The physicists have a strong hunch that they overstated the flow of antineutrinos that originate from uranium-235, but they don't know precisely how they did this. Neutrons from the reactor were used by researchers at ILL in the late 1980s to cause atoms to split by exposing foils containing plutonium-239 and uranium-235 to the neutrons. After that, they studied the energy spectrum of the electrons and counted the electrons that were produced as a result of the beta decay of the fission pieces.
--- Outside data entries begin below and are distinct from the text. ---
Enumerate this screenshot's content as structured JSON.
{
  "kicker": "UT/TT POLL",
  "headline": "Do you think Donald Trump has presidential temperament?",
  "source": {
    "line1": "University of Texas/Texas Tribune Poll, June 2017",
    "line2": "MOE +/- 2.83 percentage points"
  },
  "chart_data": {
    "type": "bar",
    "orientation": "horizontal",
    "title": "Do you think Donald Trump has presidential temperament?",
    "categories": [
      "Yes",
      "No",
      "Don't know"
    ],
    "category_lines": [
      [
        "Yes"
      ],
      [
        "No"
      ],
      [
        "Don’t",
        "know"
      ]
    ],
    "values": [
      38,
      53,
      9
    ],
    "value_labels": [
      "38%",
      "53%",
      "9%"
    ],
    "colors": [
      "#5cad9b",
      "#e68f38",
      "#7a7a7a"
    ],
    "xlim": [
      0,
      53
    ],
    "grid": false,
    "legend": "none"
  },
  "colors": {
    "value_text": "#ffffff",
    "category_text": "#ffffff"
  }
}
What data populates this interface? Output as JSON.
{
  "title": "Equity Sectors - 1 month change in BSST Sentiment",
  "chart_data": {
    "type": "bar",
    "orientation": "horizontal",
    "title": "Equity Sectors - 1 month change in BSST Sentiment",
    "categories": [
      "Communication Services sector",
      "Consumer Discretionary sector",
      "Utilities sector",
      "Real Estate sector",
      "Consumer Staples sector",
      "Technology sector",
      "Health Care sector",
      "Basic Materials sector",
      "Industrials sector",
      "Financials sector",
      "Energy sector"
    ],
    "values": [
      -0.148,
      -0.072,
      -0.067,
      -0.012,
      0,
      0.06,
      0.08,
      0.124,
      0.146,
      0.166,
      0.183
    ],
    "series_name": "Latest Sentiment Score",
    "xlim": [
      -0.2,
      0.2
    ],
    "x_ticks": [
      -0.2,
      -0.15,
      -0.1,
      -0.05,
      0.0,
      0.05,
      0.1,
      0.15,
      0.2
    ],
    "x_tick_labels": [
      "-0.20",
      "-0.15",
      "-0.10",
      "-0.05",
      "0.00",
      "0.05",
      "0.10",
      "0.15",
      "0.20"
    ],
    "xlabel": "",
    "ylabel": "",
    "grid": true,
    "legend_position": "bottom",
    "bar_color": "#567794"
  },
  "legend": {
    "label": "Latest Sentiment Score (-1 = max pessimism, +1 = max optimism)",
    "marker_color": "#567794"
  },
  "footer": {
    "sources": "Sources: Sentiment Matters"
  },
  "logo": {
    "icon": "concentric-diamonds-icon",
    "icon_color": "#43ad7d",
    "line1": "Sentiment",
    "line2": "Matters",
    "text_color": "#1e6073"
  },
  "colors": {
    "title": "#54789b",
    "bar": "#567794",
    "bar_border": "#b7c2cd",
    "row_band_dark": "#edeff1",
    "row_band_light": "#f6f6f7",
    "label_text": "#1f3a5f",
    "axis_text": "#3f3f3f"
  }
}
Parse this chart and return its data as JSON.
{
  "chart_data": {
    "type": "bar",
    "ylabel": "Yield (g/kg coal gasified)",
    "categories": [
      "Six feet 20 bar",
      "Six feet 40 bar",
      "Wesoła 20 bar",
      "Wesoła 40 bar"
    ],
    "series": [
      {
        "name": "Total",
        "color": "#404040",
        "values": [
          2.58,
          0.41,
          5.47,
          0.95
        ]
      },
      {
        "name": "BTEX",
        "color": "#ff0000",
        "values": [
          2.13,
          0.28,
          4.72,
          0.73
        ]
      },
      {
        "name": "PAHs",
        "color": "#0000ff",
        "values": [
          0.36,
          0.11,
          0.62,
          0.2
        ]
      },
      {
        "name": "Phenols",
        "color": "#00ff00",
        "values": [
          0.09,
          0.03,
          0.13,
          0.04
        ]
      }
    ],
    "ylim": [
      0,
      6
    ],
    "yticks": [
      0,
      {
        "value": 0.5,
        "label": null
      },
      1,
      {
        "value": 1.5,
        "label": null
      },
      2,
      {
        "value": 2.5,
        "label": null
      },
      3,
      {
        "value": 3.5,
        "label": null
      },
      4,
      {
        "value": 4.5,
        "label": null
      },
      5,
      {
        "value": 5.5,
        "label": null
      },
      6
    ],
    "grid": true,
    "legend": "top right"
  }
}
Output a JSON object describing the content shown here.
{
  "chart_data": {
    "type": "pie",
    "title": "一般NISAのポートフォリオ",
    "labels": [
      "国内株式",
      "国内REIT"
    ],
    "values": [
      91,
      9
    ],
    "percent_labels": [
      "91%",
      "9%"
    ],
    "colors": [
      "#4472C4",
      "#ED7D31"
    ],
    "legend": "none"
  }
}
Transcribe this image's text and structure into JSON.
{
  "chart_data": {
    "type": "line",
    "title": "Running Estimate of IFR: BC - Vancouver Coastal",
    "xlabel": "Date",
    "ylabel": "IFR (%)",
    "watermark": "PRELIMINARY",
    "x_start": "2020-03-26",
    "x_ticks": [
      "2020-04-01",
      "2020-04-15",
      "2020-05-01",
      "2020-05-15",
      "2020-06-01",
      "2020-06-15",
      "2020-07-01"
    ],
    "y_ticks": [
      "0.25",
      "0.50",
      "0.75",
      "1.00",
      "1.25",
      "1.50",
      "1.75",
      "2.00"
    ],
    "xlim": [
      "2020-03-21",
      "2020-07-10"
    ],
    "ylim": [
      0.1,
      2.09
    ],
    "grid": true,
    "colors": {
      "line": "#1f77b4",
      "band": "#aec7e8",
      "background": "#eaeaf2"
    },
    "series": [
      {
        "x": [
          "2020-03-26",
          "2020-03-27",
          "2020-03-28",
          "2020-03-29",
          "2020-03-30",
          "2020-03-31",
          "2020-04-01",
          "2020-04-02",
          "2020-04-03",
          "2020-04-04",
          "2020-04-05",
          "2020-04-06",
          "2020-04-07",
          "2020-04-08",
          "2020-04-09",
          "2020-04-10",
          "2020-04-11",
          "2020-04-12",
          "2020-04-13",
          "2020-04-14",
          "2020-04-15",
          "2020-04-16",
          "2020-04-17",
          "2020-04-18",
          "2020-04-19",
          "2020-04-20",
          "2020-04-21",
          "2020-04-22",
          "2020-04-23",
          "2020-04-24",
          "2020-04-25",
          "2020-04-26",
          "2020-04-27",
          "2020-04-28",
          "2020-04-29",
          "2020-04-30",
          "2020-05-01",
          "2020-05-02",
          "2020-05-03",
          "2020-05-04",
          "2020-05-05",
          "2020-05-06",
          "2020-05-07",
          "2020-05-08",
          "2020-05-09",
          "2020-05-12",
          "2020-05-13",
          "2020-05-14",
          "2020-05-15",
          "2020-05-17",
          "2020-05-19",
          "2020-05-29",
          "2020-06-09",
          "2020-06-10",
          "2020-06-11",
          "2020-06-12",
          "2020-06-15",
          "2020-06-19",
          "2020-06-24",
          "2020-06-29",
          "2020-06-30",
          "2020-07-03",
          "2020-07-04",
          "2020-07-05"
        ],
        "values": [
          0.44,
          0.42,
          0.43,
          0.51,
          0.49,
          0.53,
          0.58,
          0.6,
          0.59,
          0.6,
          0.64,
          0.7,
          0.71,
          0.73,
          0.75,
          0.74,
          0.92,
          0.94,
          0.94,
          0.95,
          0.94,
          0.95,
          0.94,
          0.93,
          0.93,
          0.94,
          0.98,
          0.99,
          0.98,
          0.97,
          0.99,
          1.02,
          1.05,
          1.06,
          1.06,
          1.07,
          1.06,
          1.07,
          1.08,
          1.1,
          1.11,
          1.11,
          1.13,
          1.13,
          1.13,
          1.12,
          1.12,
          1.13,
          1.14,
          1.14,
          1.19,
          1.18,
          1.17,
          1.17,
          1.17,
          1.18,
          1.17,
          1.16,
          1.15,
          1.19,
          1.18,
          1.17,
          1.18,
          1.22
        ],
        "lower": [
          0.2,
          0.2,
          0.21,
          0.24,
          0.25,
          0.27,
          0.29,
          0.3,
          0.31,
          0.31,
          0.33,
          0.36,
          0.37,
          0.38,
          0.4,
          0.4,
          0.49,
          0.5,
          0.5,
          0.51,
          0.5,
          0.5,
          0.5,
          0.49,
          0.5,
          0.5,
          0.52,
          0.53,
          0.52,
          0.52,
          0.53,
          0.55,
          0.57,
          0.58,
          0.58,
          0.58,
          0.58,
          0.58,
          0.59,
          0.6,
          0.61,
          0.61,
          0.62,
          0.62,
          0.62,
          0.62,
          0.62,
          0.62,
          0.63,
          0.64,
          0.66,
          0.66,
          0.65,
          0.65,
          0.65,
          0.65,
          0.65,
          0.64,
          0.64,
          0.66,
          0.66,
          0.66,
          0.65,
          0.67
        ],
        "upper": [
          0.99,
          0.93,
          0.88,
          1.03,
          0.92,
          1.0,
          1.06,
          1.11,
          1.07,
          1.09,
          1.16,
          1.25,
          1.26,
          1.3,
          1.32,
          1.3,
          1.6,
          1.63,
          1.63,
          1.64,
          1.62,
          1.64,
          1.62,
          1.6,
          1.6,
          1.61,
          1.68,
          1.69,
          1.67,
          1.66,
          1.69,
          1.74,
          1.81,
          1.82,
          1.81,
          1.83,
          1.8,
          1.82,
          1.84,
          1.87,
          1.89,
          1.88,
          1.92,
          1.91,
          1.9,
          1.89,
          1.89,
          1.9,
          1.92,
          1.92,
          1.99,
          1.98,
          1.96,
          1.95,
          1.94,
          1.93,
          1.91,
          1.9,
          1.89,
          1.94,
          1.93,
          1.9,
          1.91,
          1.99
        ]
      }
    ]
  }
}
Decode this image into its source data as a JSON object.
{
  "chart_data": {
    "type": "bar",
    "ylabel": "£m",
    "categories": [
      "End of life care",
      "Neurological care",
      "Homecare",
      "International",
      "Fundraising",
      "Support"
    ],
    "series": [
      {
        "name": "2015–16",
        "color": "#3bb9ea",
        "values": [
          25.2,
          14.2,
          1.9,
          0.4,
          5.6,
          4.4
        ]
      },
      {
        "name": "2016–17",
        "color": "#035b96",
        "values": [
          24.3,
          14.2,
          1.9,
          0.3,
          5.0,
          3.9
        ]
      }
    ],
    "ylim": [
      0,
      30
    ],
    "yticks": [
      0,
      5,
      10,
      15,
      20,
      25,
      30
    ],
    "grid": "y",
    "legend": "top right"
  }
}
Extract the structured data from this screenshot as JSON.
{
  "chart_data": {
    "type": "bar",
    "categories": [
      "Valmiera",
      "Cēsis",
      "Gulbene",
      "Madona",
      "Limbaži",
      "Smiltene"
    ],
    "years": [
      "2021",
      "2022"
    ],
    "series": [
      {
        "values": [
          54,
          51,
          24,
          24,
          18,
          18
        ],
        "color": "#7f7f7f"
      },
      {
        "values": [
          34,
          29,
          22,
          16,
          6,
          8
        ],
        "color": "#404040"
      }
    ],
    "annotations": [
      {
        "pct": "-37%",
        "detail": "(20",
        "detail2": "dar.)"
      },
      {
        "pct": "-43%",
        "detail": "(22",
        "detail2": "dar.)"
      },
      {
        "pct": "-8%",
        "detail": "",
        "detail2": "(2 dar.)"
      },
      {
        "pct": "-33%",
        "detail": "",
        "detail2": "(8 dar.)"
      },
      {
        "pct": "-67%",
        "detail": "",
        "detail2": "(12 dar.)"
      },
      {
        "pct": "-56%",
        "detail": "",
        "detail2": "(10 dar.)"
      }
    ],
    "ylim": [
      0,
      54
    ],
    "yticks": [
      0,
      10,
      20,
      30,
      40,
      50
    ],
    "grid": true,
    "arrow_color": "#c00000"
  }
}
Twenty years later, theorists utilized those data to extrapolate the spectrum of the antineutrinos that had to arise at the same time as the electrons.
However, according to Patrick Huber, a theoretical physicist at Virginia Polytechnic Institute and State University and one of the theorists who identified the so-called reactor antineutrino anomaly, multiple lines of evidence now suggest those experiments may have overestimated the total number of electrons coming from the uranium-235 sample. "The problem is simply that the input data that we have been using has been incorrect."
According to Zahra Tabrizi, a theoretical particle physicist at Northwestern University, the unraveling of the riddle surrounding reactor neutrinos does not definitively exclude the existence of the sterile neutrino with a mass of 1 eV. She claims that there are still additional mysteries in neutrino physics that scientists have not been able to solve. When all neutrino research is considered, however, Huber argues that the evidence for the sterile neutrino is not very compelling: It does not provide a satisfactory overall fit to the data.